Sets the length of the locus. This may be important to convert certain partition defining nomenclature, such as using the ”.” to indicate whole length of the alignment

Parameters:

length : int

Integer that will be set as partition_length.

set_model(partition, models, links=None, apply_all=False)[source]

Sets substitution model for a given partition.

Parameters:

partition : str

Partition name.

models : list

Model names for each of the three codon partitions. If there are no codon partitions, provide only a single element to the list.

links : list

Provide potential links between codon models. For example, if codon 1 and 2 are to be linked, it should be: links=[“12”, “3”]

apply_all : bool

If True, the current model will be applied to all partitions.

split_partition(name, new_range=None, new_names=None)[source]

Splits one partition into two.

Splits a partitions with name into two with the tuple list provided by new_range. If new_range is None, This will split the partition by its alignment files instead.

Parameters:

name : str

Name of the partition to be split.

new_range : list or tuple, optional

List of two tuples, containing the ranges of the new partitions.

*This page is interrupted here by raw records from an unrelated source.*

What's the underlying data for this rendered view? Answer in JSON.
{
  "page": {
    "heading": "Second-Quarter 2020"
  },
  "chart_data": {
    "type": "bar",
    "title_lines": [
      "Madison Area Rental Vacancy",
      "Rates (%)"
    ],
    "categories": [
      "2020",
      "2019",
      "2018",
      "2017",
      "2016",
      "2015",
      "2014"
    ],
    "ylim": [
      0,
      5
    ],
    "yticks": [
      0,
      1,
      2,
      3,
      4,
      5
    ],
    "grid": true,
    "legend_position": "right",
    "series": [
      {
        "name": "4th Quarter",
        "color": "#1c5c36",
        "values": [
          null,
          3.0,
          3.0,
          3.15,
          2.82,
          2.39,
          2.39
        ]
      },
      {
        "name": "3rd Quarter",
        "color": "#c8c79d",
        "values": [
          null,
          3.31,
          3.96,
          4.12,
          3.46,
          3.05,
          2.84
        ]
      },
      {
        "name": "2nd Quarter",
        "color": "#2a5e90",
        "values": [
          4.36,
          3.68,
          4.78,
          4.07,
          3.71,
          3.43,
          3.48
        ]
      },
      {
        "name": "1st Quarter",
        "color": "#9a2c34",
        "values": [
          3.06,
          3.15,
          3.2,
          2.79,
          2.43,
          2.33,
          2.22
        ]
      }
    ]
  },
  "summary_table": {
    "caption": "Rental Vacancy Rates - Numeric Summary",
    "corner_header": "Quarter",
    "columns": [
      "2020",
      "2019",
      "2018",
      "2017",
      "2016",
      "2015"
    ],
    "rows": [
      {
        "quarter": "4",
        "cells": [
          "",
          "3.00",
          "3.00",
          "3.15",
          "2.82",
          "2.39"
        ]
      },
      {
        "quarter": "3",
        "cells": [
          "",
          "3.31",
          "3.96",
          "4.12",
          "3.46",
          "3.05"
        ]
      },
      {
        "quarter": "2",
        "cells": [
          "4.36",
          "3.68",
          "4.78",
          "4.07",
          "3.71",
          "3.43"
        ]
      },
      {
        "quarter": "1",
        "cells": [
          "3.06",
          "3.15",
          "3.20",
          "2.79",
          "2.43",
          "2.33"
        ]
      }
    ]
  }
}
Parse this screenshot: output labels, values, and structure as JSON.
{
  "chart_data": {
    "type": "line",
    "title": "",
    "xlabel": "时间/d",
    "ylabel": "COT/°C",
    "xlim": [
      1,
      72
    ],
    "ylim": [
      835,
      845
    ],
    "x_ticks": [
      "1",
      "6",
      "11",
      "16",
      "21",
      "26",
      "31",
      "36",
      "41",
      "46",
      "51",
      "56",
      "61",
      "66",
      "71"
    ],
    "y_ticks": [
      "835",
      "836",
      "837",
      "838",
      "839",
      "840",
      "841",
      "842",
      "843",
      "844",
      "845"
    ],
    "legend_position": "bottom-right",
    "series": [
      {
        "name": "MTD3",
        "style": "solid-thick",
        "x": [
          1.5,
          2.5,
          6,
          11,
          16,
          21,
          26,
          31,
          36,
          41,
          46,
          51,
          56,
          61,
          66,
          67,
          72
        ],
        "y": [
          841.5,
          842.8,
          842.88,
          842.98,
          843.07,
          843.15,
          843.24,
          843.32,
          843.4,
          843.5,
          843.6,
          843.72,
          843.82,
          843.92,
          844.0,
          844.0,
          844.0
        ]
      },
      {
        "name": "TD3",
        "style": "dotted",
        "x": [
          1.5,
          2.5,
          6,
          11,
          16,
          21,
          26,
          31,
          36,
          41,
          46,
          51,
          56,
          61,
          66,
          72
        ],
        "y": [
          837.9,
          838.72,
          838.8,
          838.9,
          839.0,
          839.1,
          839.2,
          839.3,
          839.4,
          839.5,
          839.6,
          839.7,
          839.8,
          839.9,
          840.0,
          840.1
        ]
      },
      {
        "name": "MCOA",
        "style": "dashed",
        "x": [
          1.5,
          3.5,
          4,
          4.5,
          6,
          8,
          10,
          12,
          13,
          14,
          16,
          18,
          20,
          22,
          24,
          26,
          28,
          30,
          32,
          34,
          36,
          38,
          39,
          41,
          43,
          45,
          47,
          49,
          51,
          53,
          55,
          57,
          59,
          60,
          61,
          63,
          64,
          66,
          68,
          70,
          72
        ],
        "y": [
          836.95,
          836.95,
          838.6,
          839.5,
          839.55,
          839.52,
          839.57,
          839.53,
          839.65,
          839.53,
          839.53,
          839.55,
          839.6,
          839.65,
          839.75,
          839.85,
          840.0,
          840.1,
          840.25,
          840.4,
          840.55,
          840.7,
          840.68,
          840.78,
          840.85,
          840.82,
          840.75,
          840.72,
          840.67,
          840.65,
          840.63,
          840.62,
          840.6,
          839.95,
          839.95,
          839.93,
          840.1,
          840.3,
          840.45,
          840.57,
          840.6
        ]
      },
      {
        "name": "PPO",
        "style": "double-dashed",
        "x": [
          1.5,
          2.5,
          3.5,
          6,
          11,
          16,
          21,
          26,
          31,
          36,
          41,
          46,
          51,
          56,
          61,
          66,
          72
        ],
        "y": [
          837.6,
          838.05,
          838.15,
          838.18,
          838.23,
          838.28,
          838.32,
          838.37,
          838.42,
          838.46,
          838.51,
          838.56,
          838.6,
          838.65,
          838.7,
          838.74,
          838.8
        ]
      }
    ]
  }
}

new_names : list, optional

The names of the new partitions.

write_to_file(output_format, output_file, model='LG')[source]

Writes partitions to a file.

Writes the Partitions object into an output file according to the output_format. The supported output formats are RAxML and Nexus. The model option is for the RAxML format only.

Parameters:

output_format : str

Output format of partitions file. Can be either “nexus” or “raxml”.

output_file : str

Path to output file.

model : str

Name of the model for the partitions. “raxml” format only.

class trifusion.process.data.Zorro(alignment_list, suffix='_zorro.out', zorro_dir=None)[source]

Bases: object

Class that handles the concatenation of zorro weights.

Parameters:

alignment_list : trifusion.process.sequence.AlignmentList

AlignmentList object.

suffix : str

Suffix of the zorro weight files, based on the corresponding input alignments.

zorro_dir : str

Path to directory where zorro weight files are stored.

Methods

write_to_file(output_file) Creates a concatenated file with the zorro weights for the corresponding alignment files.
write_to_file(output_file)[source]

Creates a concatenated file with the zorro weights for the corresponding alignment files.